"My dear sir," said Rowan Wornum, in his most insinuating tone, "we've got all the confidence in the world in the niggers, but we can't afford to take any risks. Why, my dear sir," he went on, "if we let this chap go, it won't be six months before the whole country'll be full of this kind. Look at that Harper's Ferry business."
"Well," said Compton somewhat hotly, "look at it. What harm has been done? Has there been any nigger insurrection?"
Jack Walthall laughed good-naturedly. "Little Compton is a quick talker, boys. Let's give the man the benefit of all the arguments."
"Great God! You don't mean to let this d—— rascal go, do you, Jack?" exclaimed Major Jimmy Bass.
"No, no, sweet uncle; but I've got a nicer dose than tar and feathers."
The result was that the stranger's face and hands were given a coat of lampblack, his arms were tied to his body, and a large placard was fastened to his back. The placard bore this inscription:
ABOLITIONIST!
PASS HIM ON, BOYS
Mr. Davies was a pitiful-looking object after the young men had plastered his face and hands with lampblack and oil, and yet his appearance bore a certain queer relation to the humorous exhibitions one sees on the negro minstrel stage. Particularly was this the case when he smiled at Compton.
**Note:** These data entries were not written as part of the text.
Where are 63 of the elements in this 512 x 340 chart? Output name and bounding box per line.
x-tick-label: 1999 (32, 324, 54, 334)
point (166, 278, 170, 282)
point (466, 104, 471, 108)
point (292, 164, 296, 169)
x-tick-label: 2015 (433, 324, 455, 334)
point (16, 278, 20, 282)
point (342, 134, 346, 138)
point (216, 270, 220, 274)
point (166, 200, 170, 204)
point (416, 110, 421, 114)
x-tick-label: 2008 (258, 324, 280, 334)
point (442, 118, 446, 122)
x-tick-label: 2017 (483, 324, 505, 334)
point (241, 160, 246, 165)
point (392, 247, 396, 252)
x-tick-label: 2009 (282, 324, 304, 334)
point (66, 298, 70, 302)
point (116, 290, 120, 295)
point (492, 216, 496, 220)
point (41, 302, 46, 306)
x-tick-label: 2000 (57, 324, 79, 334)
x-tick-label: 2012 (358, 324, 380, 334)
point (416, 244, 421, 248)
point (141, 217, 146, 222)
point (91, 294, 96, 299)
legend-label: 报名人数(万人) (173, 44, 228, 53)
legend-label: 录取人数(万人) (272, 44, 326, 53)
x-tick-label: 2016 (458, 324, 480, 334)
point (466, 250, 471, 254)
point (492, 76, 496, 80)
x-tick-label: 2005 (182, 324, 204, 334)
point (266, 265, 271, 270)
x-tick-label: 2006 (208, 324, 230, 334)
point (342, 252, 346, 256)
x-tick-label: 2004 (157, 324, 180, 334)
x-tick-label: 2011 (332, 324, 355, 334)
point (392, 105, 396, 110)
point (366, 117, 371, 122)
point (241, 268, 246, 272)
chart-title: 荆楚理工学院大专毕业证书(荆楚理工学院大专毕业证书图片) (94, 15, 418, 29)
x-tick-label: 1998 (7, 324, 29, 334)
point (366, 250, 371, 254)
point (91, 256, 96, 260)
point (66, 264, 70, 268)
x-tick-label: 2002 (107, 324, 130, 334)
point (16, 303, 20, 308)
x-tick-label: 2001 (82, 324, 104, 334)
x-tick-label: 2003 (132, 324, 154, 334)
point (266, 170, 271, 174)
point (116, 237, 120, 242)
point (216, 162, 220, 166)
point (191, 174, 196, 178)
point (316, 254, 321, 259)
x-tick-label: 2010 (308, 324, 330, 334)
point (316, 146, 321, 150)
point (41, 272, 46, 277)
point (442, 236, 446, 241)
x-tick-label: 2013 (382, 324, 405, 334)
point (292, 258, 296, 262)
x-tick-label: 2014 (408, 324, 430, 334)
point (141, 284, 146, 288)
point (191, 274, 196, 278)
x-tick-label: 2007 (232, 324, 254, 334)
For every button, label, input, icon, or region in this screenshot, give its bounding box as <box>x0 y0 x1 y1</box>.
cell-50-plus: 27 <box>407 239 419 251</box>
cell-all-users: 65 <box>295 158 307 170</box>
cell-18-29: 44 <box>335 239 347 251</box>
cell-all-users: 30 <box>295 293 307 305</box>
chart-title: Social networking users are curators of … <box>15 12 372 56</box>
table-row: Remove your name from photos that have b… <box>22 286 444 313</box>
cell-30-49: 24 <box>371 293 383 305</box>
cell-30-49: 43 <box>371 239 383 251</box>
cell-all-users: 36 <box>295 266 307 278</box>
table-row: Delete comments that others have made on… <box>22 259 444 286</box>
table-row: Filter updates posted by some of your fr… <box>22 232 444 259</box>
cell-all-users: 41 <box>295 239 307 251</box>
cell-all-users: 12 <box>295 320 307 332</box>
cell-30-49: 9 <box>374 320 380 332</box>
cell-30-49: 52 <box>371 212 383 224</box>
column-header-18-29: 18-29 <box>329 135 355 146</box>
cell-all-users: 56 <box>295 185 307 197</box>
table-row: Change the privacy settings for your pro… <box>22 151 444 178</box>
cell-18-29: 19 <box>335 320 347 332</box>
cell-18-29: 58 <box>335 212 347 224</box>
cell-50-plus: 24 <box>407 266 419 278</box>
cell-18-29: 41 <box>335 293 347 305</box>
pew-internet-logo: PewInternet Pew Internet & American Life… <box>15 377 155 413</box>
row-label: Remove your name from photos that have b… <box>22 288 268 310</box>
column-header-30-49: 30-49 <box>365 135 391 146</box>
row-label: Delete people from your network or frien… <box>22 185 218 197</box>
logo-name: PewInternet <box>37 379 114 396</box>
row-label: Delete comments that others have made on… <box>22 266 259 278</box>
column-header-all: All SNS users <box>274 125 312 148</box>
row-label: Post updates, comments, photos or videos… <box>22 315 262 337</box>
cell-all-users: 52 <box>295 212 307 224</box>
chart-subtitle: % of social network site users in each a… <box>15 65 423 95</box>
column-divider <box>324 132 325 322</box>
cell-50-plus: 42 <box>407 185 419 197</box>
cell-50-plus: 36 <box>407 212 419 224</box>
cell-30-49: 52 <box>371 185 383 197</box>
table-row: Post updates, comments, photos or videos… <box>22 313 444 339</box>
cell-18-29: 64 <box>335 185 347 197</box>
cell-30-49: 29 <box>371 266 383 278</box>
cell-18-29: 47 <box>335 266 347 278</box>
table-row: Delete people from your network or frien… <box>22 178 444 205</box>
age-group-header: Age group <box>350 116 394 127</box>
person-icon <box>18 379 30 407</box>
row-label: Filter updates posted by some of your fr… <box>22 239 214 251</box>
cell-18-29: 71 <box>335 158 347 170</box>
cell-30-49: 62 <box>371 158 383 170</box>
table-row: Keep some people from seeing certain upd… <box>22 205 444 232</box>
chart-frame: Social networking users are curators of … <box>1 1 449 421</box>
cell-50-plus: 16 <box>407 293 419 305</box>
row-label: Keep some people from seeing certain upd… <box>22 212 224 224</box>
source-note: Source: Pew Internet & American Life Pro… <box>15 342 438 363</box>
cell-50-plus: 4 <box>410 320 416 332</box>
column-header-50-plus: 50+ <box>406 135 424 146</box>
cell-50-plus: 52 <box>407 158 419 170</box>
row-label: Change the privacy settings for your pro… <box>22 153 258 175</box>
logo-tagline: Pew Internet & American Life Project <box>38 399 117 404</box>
"By George, boys!" exclaimed Mr. Buck Ransome, "this chap could play Old Bob Ridley at the circus."
When everything was arranged to suit them, the young men formed a procession, and marched the blackened stranger from Little Compton's door into the public street. Little Compton seemed to be very much interested in the proceeding. It was remarked afterward that he seemed to be very much agitated, and that he took a position very near the placarded abolitionist. The procession, as it moved up the street, attracted considerable attention. Rumors that an abolitionist was to be dealt with had apparently been circulated, and a majority of the male inhabitants of the town were out to view the spectacle. The procession passed entirely around the public square, of which the court-house was the centre, and then across the square to the park-like enclosure that surrounded the temple of justice.